30 Jahre Netzwerk – Fachtagung bei Frankfurt / Main

Vor drei Jahrzehnten traf sich eine Handvoll Pioniere im Wohnzimmer von Christel Proksch zu Kaffee und Kuchen – so begann es 1989 offiziell mit Qigong und Taijiquan in Deutschland. Mittlerweile ist die „Bundesvereinigung für Taijiquan und Qigong Deutschland e.V. – Das Netzwerk“ (BVTQ) die maßgebliche Dachorganisation, was die chinesischen Bewegungskünste in Deutschland angeht. Dieses 30-jährige Jubiläum zu feiern, kamen rund 100 Mitglieder sowie Abgeordnete der Deutschen Qigong Gesellschaft und der Schweizerischen Gesellschaft für Qigong und Taijiquan (SGQT) vom 14. bis 16. Juni 2019 im Kloster St. Gottfried in Niddatal bei Frankfurt / Main zusammen.
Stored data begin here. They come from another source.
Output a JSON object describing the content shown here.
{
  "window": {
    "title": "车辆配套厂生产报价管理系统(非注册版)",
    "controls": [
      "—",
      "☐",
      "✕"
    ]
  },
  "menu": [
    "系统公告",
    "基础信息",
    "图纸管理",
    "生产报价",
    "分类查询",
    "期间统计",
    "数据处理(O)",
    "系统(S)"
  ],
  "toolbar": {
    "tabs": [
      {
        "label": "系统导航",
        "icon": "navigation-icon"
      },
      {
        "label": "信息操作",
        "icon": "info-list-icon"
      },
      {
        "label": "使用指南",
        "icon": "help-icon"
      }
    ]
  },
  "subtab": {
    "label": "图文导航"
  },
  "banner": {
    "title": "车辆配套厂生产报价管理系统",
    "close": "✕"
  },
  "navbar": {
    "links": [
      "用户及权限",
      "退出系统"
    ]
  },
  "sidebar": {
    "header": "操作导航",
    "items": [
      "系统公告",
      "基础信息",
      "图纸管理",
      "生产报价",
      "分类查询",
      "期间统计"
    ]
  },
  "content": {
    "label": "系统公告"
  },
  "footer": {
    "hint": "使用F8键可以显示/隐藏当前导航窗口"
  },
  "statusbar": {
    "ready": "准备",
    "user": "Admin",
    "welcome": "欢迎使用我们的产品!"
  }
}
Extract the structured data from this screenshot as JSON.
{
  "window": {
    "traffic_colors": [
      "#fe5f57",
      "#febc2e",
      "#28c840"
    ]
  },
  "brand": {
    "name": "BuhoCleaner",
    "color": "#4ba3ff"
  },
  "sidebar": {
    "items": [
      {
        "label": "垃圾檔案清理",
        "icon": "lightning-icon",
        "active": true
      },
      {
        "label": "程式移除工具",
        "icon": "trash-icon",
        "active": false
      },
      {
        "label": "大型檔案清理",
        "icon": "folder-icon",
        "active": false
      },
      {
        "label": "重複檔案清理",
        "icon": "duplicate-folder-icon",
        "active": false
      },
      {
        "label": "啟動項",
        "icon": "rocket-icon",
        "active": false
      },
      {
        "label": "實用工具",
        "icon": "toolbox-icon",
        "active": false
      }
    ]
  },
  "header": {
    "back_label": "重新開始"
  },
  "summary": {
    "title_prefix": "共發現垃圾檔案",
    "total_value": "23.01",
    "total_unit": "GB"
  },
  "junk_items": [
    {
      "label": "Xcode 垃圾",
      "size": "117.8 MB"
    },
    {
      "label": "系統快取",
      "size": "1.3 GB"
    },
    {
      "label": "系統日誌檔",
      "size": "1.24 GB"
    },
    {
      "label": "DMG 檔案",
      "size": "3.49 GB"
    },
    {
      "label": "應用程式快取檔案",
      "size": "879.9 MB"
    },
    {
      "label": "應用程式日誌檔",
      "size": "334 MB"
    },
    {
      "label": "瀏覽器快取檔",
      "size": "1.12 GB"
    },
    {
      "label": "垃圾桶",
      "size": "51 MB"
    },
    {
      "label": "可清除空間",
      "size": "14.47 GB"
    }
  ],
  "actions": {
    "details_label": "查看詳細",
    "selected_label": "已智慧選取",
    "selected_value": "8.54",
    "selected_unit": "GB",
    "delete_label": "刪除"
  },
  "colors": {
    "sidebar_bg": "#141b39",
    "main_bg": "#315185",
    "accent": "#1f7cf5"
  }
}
Thema der Fachtagung der Jubiläumsveranstaltung war „Taijiquan und Qigong im Wandel“. Das trifft immer zu, denn Wandel ist beständig. Hintergrundmotiv war die Frage, inwiefern sich Qigong und Taiji dem modernen Leben annähern, insbesondere den Zwängen der Krankenkassen beugen sollten. Am ersten Abend trug Dr. Gisela Hildenbrand von der Deutschen Qigong Gesellschaft in ihrem Festvortrag frei Gedichte vor, in denen von Dao, Qin und Küssen die Rede war. Zentrales Symbol der chinesischen Lebenspflege sei die Wolke, da sie leicht und stets im Wandel begriffen sei. Das hörte ich mit meinen Wolkenhänden gern. Anschließend diskutierten Angela Cooper, Gisela Hildenbrand, Dieter Mayer und Helmut Oberlack in einem moderierten Gespräch über Qigong und Taiji im Wandel. Launig stellte etwa Helmut Oberlack, Herausgeber des TQJ, die Frage in den Raum, ob nicht die Qigong- und Taijileute, um ähnlich sexy wie die Yoga-Szene zu werden, besser aus ihren altmodischen „Schlafanzügen“ schlüpfen müssten und man nicht ein modisches Accessoire wie die Yogamatte entwickeln müsste. Unklar blieb, was stattdessen getragen werden und welches Accessoire man genau hernehmen sollte – die Qigongmatte?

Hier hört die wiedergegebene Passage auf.